Govs. Linda Lingle and Ben Cayetano have diametrically opposed views as to who should sit on the Hawai'i Tourism Authority board, and they're both right.

Lingle says the board should stress expertise in the tourism industry, while Cayetano maintained that a board dominated by the hotels tends to feather its own nest at the expense of the broader visitor industry and the public at large.

Both views have merit and illustrate the difficulty of achieving the right balance on the board — the right mix of stakeholder representation, if you will — to make it a dynamic and effective force in a brutally competitive business.

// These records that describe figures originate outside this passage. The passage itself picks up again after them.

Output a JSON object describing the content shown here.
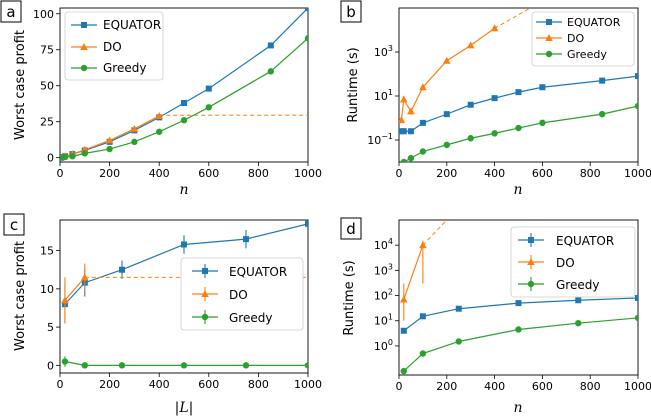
{
  "colors": {
    "EQUATOR": "#1f77b4",
    "DO": "#ff7f0e",
    "Greedy": "#2ca02c"
  },
  "chart_data": [
    {
      "id": "a",
      "panel_label": "a",
      "type": "line",
      "xlabel": "n",
      "ylabel": "Worst case profit",
      "xlim": [
        0,
        1000
      ],
      "ylim": [
        -3,
        104
      ],
      "yscale": "linear",
      "xticks": [
        0,
        200,
        400,
        600,
        800,
        1000
      ],
      "yticks": [
        0,
        25,
        50,
        75,
        100
      ],
      "legend_position": "top-left",
      "series": [
        {
          "name": "EQUATOR",
          "marker": "square",
          "x": [
            10,
            20,
            50,
            100,
            200,
            300,
            400,
            500,
            600,
            850,
            1000
          ],
          "y": [
            0.5,
            1,
            2.5,
            5,
            11,
            19,
            28,
            38,
            48,
            78,
            104
          ]
        },
        {
          "name": "DO",
          "marker": "triangle",
          "x": [
            10,
            20,
            50,
            100,
            200,
            300,
            400
          ],
          "y": [
            0.5,
            1,
            2.5,
            5.5,
            12,
            20,
            29
          ],
          "extension": {
            "x": [
              400,
              1000
            ],
            "y": [
              29.5,
              29.5
            ]
          }
        },
        {
          "name": "Greedy",
          "marker": "circle",
          "x": [
            10,
            20,
            50,
            100,
            200,
            300,
            400,
            500,
            600,
            850,
            1000
          ],
          "y": [
            0,
            0.5,
            1,
            3,
            6,
            11,
            18,
            26,
            35,
            60,
            83
          ]
        }
      ]
    },
    {
      "id": "b",
      "panel_label": "b",
      "type": "line",
      "xlabel": "n",
      "ylabel": "Runtime (s)",
      "xlim": [
        0,
        1000
      ],
      "ylim": [
        0.01,
        100000
      ],
      "yscale": "log",
      "xticks": [
        0,
        200,
        400,
        600,
        800,
        1000
      ],
      "yticks": [
        {
          "value": 0.1,
          "base": "10",
          "exp": "−1"
        },
        {
          "value": 10,
          "base": "10",
          "exp": "1"
        },
        {
          "value": 1000,
          "base": "10",
          "exp": "3"
        }
      ],
      "legend_position": "top-right",
      "series": [
        {
          "name": "EQUATOR",
          "marker": "square",
          "x": [
            10,
            20,
            50,
            100,
            200,
            300,
            400,
            500,
            600,
            850,
            1000
          ],
          "y": [
            0.25,
            0.25,
            0.25,
            0.6,
            1.5,
            4,
            8,
            15,
            25,
            50,
            80
          ]
        },
        {
          "name": "DO",
          "marker": "triangle",
          "x": [
            10,
            20,
            50,
            100,
            200,
            300,
            400
          ],
          "y": [
            0.8,
            7,
            2,
            25,
            400,
            2000,
            12000
          ],
          "extension": {
            "x": [
              400,
              550
            ],
            "y": [
              12000,
              100000
            ]
          }
        },
        {
          "name": "Greedy",
          "marker": "circle",
          "x": [
            20,
            50,
            100,
            200,
            300,
            400,
            500,
            600,
            850,
            1000
          ],
          "y": [
            0.01,
            0.015,
            0.03,
            0.06,
            0.12,
            0.2,
            0.35,
            0.6,
            1.5,
            3.5
          ]
        }
      ]
    },
    {
      "id": "c",
      "panel_label": "c",
      "type": "line",
      "xlabel": "|L|",
      "ylabel": "Worst case profit",
      "xlim": [
        0,
        1000
      ],
      "ylim": [
        -1,
        19
      ],
      "yscale": "linear",
      "xticks": [
        0,
        200,
        400,
        600,
        800,
        1000
      ],
      "yticks": [
        0,
        5,
        10,
        15
      ],
      "legend_position": "right",
      "series": [
        {
          "name": "EQUATOR",
          "marker": "square",
          "x": [
            20,
            100,
            250,
            500,
            750,
            1000
          ],
          "y": [
            8,
            10.8,
            12.5,
            15.8,
            16.5,
            18.5
          ],
          "err": [
            2.5,
            1.8,
            1.2,
            1.2,
            1.2,
            0.4
          ]
        },
        {
          "name": "DO",
          "marker": "triangle",
          "x": [
            20,
            100
          ],
          "y": [
            8.5,
            11.5
          ],
          "err": [
            3,
            1.8
          ],
          "extension": {
            "x": [
              100,
              1000
            ],
            "y": [
              11.5,
              11.5
            ]
          }
        },
        {
          "name": "Greedy",
          "marker": "circle",
          "x": [
            20,
            100,
            250,
            500,
            750,
            1000
          ],
          "y": [
            0.5,
            0,
            0,
            0,
            0,
            0
          ],
          "err": [
            0.7,
            0.05,
            0.05,
            0.05,
            0.05,
            0.05
          ]
        }
      ]
    },
    {
      "id": "d",
      "panel_label": "d",
      "type": "line",
      "xlabel": "n",
      "ylabel": "Runtime (s)",
      "xlim": [
        0,
        1000
      ],
      "ylim": [
        0.07,
        100000
      ],
      "yscale": "log",
      "xticks": [
        0,
        200,
        400,
        600,
        800,
        1000
      ],
      "yticks": [
        {
          "value": 1,
          "base": "10",
          "exp": "0"
        },
        {
          "value": 10,
          "base": "10",
          "exp": "1"
        },
        {
          "value": 100,
          "base": "10",
          "exp": "2"
        },
        {
          "value": 1000,
          "base": "10",
          "exp": "3"
        },
        {
          "value": 10000,
          "base": "10",
          "exp": "4"
        }
      ],
      "legend_position": "top-right",
      "series": [
        {
          "name": "EQUATOR",
          "marker": "square",
          "x": [
            20,
            100,
            250,
            500,
            750,
            1000
          ],
          "y": [
            4,
            15,
            30,
            50,
            65,
            80
          ]
        },
        {
          "name": "DO",
          "marker": "triangle",
          "x": [
            20,
            100
          ],
          "y": [
            70,
            10000
          ],
          "errlog": [
            [
              10,
              300
            ],
            [
              300,
              15000
            ]
          ],
          "extension": {
            "x": [
              100,
              200
            ],
            "y": [
              10000,
              100000
            ]
          }
        },
        {
          "name": "Greedy",
          "marker": "circle",
          "x": [
            20,
            100,
            250,
            500,
            750,
            1000
          ],
          "y": [
            0.1,
            0.5,
            1.5,
            4.5,
            8,
            13
          ]
        }
      ]
    }
  ]
}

At one extreme is a board amateurishly micromanaged by outsiders or lawmakers who think, for example, it's smart to spend big bucks to put tourism messages on one of the cars competing in Mainland drag races.

On the other extreme would be a board dominated by hotels tempted to improve their bottom lines by using public money to supplement their normal marketing expenses.

Cayetano tried to make the board more responsive to the overall visitor industry and less attentive to the demands of the hotels, while Lingle "wanted to do the opposite of that. I wanted people on there who clearly had experience in the visitor industry."

In particular, Lingle objected to Cayetano appointments like outgoing board chairman Mike McCartney, whose day job is to run Hawai'i Public Television, and "a couple of other people who really didn't have the day-to-day hands-on experience in the visitor industry."

In her latest appointments, Lingle replaced McCartney and Keith Vieira, senior vice president of Starwood Hotels, whose terms were expiring, with the general manager of the Hotel Hana-Maui and Starwood's regional director of sales and marketing. Are we seeing establishment of a permanent, rotating Starwood seat on the board?

Certainly no one has a greater legitimate interest than the hotels in spending the HTA's $60 million annual budgets, since it comes from a tax on their rooms.

But by law the HTA's charter is to "create a vision and long-range plan for tourism, and administer tourism from a statewide perspective."

And because the actual work is contracted out to specialized marketers like the Hawai'i Visitors and Convention Bureau, we think a broader mix of akamai, public-spirited board members is important.

The HTA's charter enjoins it to "develop, coordinate, and implement state policies and directions for tourism and related activities taking into account the economic, social and physical impacts of tourism on the state and its natural resources infrastructure."

That's too broad a mandate to be entrusted to hoteliers alone.